The duties were imposed on steel products produced in South Korea and Taiwan, shipped to Vietnam for minor processing, and then exported to the United States, the department (DOC) said in a statement.
The agency had found corrosion-resistant steel products (CORE) and cold-rolled steel (CRS) produced in Vietnam using South Korean- or Taiwanese-origin substrate, which circumvented U.S. anti-dumping and anti-subsidy duties, it said.
The ruling was partly based on the high growth in steel shipments from Vietnam after Taiwanese and South Korean suppliers were hit with high preliminary duties on their products.
Shipments of CORE steel products from Vietnam to the U.S. increased 4,353 percent from $23 million between April 2012 and December 2015 to $1.1 billion from January 2016 to September 2019, when preliminary duties were imposed on South Korean and Taiwanese products, the DOC said.

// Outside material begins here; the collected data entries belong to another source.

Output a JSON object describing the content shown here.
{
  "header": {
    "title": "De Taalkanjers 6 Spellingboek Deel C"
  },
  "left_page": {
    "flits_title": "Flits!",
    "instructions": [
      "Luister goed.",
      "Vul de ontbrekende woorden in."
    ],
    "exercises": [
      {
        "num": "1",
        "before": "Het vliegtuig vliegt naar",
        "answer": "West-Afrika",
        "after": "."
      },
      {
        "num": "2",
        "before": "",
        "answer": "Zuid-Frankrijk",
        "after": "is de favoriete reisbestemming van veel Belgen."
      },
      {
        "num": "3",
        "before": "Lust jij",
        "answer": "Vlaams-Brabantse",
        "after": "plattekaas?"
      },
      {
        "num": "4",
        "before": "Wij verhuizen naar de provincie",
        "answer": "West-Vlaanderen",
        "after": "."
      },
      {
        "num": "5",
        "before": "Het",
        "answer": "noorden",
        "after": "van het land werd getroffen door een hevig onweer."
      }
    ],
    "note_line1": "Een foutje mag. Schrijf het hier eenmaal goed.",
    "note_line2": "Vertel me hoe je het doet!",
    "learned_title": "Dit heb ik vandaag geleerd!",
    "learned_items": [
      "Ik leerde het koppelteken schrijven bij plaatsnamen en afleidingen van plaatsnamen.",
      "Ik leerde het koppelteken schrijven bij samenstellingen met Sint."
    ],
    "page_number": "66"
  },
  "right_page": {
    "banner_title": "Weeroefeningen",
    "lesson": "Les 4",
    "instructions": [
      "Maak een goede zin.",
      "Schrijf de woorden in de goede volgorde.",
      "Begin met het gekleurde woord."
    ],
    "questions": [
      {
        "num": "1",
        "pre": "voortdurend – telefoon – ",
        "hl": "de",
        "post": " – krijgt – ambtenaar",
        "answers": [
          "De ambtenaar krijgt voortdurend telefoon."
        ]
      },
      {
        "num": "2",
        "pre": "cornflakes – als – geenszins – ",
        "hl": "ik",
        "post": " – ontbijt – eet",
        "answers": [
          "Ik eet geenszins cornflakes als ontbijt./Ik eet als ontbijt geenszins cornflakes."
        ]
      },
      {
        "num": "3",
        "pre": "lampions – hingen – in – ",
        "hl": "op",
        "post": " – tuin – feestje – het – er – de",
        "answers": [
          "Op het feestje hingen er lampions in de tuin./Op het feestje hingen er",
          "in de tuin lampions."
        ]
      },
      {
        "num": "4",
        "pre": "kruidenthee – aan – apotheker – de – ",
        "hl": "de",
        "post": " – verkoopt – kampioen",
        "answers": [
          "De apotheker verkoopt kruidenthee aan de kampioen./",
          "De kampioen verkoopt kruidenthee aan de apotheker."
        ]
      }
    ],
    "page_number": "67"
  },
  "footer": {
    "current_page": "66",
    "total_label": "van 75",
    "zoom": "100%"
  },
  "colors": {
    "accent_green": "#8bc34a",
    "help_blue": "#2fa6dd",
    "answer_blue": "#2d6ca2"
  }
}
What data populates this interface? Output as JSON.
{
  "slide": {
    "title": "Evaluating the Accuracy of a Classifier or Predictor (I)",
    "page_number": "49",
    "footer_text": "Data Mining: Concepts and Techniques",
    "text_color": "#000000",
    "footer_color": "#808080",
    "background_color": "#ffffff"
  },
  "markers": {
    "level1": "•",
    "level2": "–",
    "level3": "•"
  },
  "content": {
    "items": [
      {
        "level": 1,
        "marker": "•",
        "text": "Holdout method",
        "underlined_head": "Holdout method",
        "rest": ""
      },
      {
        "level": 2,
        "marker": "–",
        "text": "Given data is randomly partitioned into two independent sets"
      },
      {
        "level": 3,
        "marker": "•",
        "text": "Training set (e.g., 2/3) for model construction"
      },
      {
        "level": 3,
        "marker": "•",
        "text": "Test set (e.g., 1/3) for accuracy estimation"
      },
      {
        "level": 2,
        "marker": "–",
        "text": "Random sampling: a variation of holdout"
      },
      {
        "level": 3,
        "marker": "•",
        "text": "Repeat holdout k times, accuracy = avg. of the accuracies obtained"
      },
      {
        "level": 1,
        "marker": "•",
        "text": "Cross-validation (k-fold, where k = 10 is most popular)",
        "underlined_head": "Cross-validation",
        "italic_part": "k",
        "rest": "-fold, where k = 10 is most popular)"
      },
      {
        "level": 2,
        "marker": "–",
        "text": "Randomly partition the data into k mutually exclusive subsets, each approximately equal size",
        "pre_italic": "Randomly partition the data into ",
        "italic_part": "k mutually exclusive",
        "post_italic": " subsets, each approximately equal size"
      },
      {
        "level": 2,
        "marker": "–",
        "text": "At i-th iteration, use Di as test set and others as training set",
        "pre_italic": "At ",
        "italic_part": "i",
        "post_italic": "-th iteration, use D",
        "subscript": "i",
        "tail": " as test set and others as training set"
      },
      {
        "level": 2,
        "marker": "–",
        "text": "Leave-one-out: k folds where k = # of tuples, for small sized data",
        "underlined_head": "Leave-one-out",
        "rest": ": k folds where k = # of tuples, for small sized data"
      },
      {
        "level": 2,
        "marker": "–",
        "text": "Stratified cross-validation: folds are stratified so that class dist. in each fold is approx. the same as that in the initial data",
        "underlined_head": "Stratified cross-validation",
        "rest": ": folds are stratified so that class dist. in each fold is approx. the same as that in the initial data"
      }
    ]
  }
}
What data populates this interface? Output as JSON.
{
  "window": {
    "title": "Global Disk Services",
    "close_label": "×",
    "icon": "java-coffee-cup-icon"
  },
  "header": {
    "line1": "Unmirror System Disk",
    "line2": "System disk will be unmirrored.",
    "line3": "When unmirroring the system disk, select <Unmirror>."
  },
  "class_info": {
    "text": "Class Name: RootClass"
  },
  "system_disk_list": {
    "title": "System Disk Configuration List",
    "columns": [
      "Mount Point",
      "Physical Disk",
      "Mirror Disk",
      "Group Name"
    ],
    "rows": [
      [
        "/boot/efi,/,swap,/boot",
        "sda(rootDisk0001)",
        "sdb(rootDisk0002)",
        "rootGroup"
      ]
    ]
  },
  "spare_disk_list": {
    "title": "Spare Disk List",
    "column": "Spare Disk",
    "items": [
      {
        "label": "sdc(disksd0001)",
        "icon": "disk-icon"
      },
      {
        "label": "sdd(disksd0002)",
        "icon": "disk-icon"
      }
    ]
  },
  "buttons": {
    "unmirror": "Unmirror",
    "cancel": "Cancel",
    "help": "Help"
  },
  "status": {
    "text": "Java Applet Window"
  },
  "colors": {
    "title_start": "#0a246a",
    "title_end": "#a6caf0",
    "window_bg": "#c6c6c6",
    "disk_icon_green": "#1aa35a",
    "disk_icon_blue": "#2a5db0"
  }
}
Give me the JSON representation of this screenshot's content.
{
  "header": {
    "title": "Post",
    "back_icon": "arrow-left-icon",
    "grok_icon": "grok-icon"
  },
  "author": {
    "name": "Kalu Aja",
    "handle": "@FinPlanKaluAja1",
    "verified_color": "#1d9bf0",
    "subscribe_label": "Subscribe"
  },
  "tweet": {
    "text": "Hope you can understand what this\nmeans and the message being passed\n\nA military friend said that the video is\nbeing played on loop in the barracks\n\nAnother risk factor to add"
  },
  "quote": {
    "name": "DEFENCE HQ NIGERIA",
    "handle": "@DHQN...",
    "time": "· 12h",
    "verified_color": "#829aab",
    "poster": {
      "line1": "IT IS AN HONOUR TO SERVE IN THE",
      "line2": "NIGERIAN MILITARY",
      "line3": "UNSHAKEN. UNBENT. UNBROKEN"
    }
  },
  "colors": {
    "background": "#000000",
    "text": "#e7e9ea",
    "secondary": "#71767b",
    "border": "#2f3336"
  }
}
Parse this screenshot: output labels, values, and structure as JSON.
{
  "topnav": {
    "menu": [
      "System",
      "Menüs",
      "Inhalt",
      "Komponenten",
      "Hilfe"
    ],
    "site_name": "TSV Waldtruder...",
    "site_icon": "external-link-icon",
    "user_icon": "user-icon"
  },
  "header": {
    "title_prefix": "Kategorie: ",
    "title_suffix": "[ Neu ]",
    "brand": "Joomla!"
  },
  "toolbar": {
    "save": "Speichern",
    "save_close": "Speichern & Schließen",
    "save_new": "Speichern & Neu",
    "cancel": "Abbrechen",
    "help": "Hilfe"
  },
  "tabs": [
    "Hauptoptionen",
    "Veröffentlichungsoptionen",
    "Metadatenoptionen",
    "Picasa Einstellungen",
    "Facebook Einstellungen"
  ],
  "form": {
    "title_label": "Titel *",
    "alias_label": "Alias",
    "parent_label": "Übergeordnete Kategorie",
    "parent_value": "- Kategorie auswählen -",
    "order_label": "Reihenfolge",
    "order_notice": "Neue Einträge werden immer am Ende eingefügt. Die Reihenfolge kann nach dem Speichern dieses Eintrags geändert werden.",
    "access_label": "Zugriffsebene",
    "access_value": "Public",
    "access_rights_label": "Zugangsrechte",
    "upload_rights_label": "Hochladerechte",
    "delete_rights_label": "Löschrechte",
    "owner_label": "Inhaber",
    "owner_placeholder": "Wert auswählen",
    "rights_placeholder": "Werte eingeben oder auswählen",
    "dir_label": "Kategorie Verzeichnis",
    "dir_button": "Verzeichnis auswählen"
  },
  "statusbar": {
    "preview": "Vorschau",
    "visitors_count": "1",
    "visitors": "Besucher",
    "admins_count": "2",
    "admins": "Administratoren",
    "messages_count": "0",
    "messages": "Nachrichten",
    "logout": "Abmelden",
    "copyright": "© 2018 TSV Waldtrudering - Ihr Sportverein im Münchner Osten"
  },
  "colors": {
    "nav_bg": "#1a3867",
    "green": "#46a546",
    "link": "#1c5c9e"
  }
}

Shipments of CRS steel from Vietnam to the U.S. rose 922 percent from $49 million between January 2013 and February 2016, when preliminary duties began to apply to CRS products from the two countries, to $498 million between March 2016 and April 2019, it added.
This is not the first time the U.S. is imposing duties on Vietnamese steel containing foreign substrate.
In 2017, the DOC applied anti-dumping rates of up to 199.43 percent on Vietnamese galvanized steel products found to have been processed from Chinese hot rolled steel, and rates of up to 265.79 percent on CRS steel found to have originated from China.